For the global economy that is teetering on the brink of its slowest annual growth since the 2008 global financial crisis, China's 7 percent economic growth in the first half of this year can hardly be satisfactory.
Nevertheless, for the world's second-largest economy that is undergoing crucial structural reforms, such a hard-won growth rate is actually more encouraging than might meet the eye.
Latest statistics show that China's GDP reached 29.7 trillion yuan ($4.9 trillion), up 7 percent year-on-year in the first six months of this year.
That means, after a series of bold government macro-economic moves and structural reforms, the Chinese economy has seemingly bottomed out by expanding 7 percent in the second quarter of 2015, the same as that in the first quarter.
When China's economic growth decelerated from 10.6 percent in 2010 to 7.4 percent in 2014, the slowest pace since 1990, few observers expected that the country would be able to stop the slowdown anytime soon, especially when economic growth further dipped to 7 percent in the first quarter.

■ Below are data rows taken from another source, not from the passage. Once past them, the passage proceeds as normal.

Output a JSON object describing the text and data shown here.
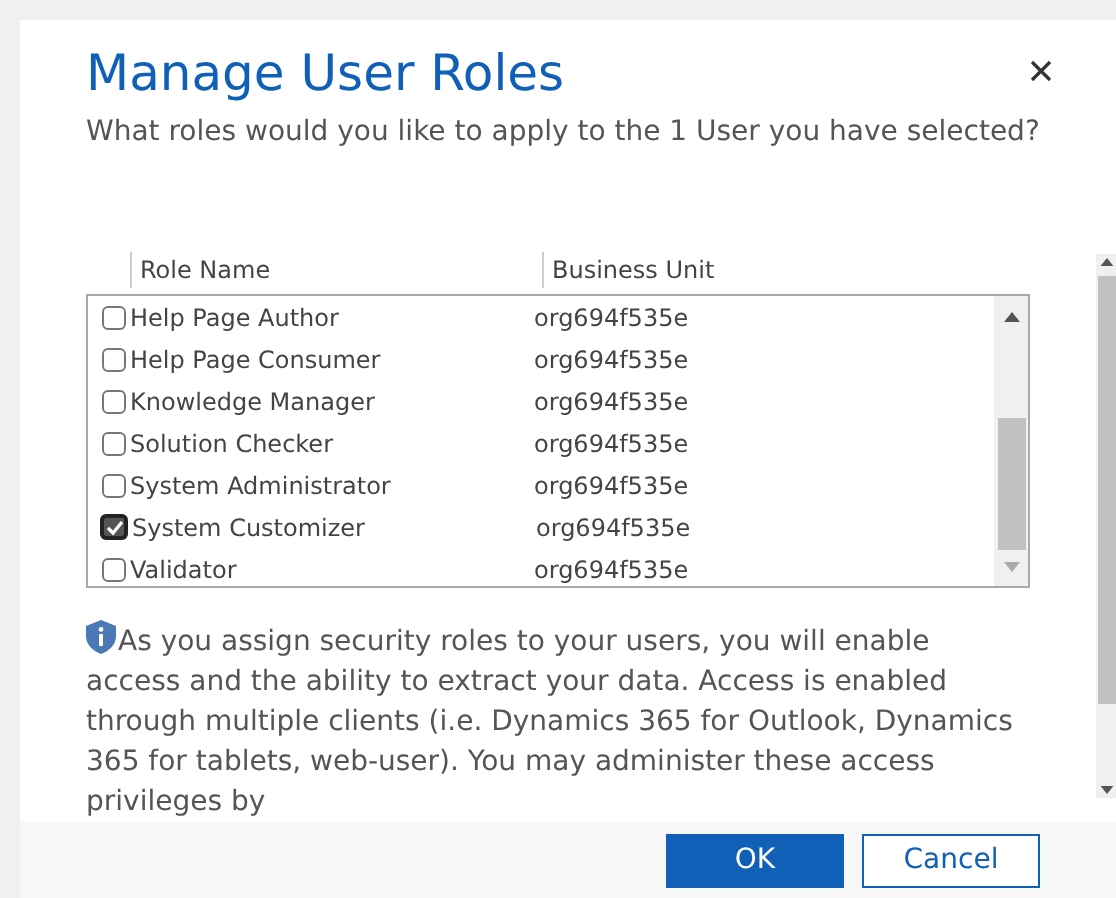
{
  "dialog": {
    "title": "Manage User Roles",
    "subtitle": "What roles would you like to apply to the 1 User you have selected?"
  },
  "table": {
    "columns": [
      "Role Name",
      "Business Unit"
    ],
    "rows": [
      {
        "role": "Help Page Author",
        "unit": "org694f535e",
        "checked": false
      },
      {
        "role": "Help Page Consumer",
        "unit": "org694f535e",
        "checked": false
      },
      {
        "role": "Knowledge Manager",
        "unit": "org694f535e",
        "checked": false
      },
      {
        "role": "Solution Checker",
        "unit": "org694f535e",
        "checked": false
      },
      {
        "role": "System Administrator",
        "unit": "org694f535e",
        "checked": false
      },
      {
        "role": "System Customizer",
        "unit": "org694f535e",
        "checked": true
      },
      {
        "role": "Validator",
        "unit": "org694f535e",
        "checked": false
      }
    ]
  },
  "notice": "As you assign security roles to your users, you will enable access and the ability to extract your data. Access is enabled through multiple clients (i.e. Dynamics 365 for Outlook, Dynamics 365 for tablets, web-user). You may administer these access privileges by",
  "buttons": [
    {
      "label": "OK",
      "kind": "primary"
    },
    {
      "label": "Cancel",
      "kind": "secondary"
    }
  ]
}
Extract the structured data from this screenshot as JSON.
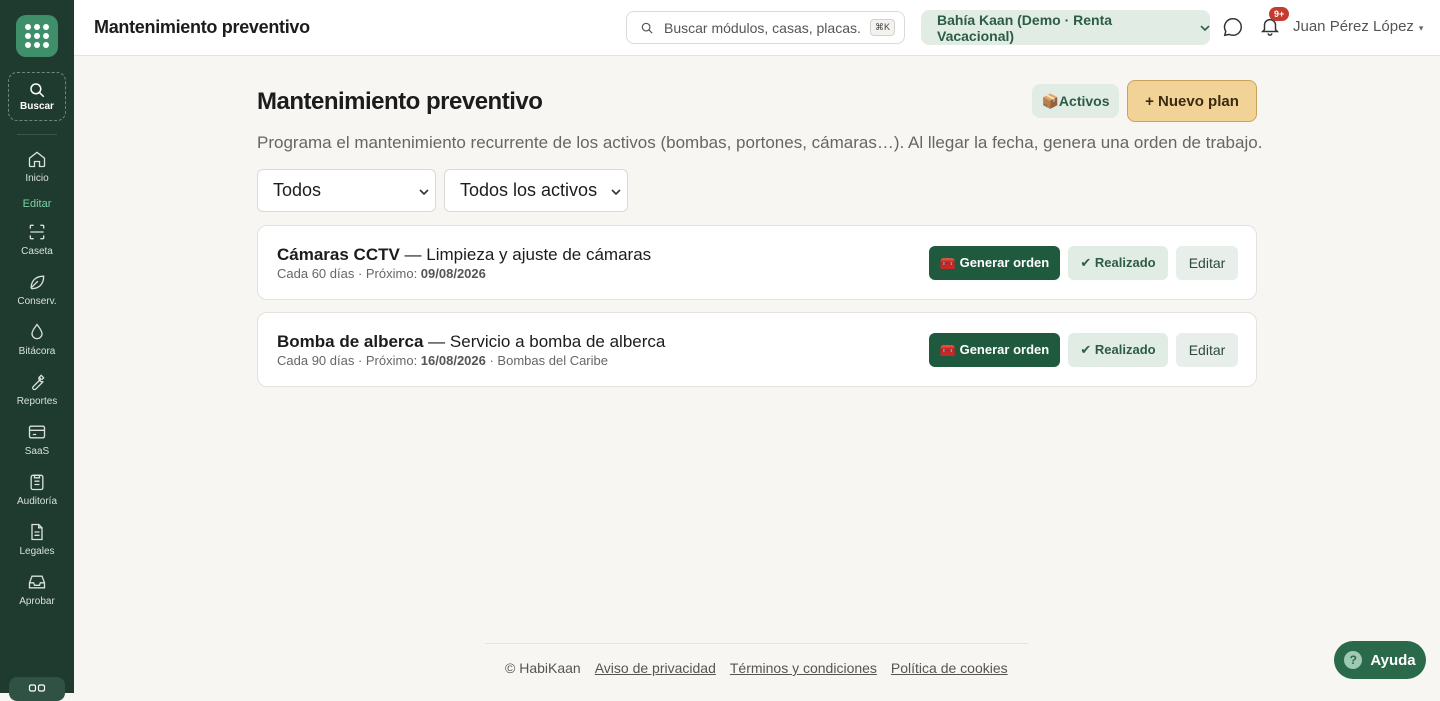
{
  "header": {
    "title": "Mantenimiento preventivo",
    "search_placeholder": "Buscar módulos, casas, placas...",
    "search_shortcut": "⌘K",
    "tenant": "Bahía Kaan (Demo · Renta Vacacional)",
    "notifications_badge": "9+",
    "user": "Juan Pérez López"
  },
  "sidebar": {
    "search_label": "Buscar",
    "section_label": "Editar",
    "items": [
      {
        "label": "Inicio",
        "icon": "home-icon"
      },
      {
        "label": "Caseta",
        "icon": "scan-icon"
      },
      {
        "label": "Conserv.",
        "icon": "leaf-icon"
      },
      {
        "label": "Bitácora",
        "icon": "drop-icon"
      },
      {
        "label": "Reportes",
        "icon": "wrench-icon"
      },
      {
        "label": "SaaS",
        "icon": "card-icon"
      },
      {
        "label": "Auditoría",
        "icon": "clipboard-icon"
      },
      {
        "label": "Legales",
        "icon": "document-icon"
      },
      {
        "label": "Aprobar",
        "icon": "inbox-icon"
      }
    ]
  },
  "main": {
    "title": "Mantenimiento preventivo",
    "assets_button": "📦Activos",
    "new_plan_button": "+ Nuevo plan",
    "subtitle": "Programa el mantenimiento recurrente de los activos (bombas, portones, cámaras…). Al llegar la fecha, genera una orden de trabajo.",
    "filter_status": "Todos",
    "filter_assets": "Todos los activos",
    "plans": [
      {
        "asset": "Cámaras CCTV",
        "task": " — Limpieza y ajuste de cámaras",
        "frequency": "Cada 60 días · Próximo: ",
        "next_date": "09/08/2026",
        "provider": ""
      },
      {
        "asset": "Bomba de alberca",
        "task": " — Servicio a bomba de alberca",
        "frequency": "Cada 90 días · Próximo: ",
        "next_date": "16/08/2026",
        "provider": " · Bombas del Caribe"
      }
    ],
    "generate_button": "🧰 Generar orden",
    "done_button": "✔ Realizado",
    "edit_button": "Editar"
  },
  "footer": {
    "copyright": "© HabiKaan",
    "privacy": "Aviso de privacidad",
    "terms": "Términos y condiciones",
    "cookies": "Política de cookies"
  },
  "help_button": "Ayuda",
  "colors": {
    "sidebar_bg": "#1f3a2f",
    "primary": "#1f5a3e",
    "accent": "#f1d398",
    "soft_green": "#e1ede4"
  }
}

Now, with the many pro-growth policies adopted by the government in the first half of the year set to take effect, it looks more than likely that the Chinese economy will expand faster in the second half because of robust domestic consumption.
The reason why the Chinese economy has beaten the market forecast of below-7-percent growth for the second quarter has surely something to do with the fact that the country's exports rebounded in June.
But the fundamental driving force is no longer the fast export growth that worked so well to maintain China's rise as a global manufacturing powerhouse over the past three decades.
Instead, it is the steady increase in domestic consumption that is propelling China's moderate but more sustainable growth.
Consumption accounted for 51.2 percent of GDP growth in 2014. In the first half of this year it has contributed 60 percent.
Such a rapid rise in consumption-led growth results from both the continuous rise in people's incomes and the government's unremitting efforts to improve the domestic environment to encourage consumers to open their wallets.
Given that consumption plays an even bigger role in boosting growth in many developed countries than in China today, it is reasonable to expect more government efforts to tap into this source of growth.
If Chinese consumers are better served, both the Chinese economy and the global economy will benefit tremendously even if the country's economic growth rate is not as breathtaking as it used to be.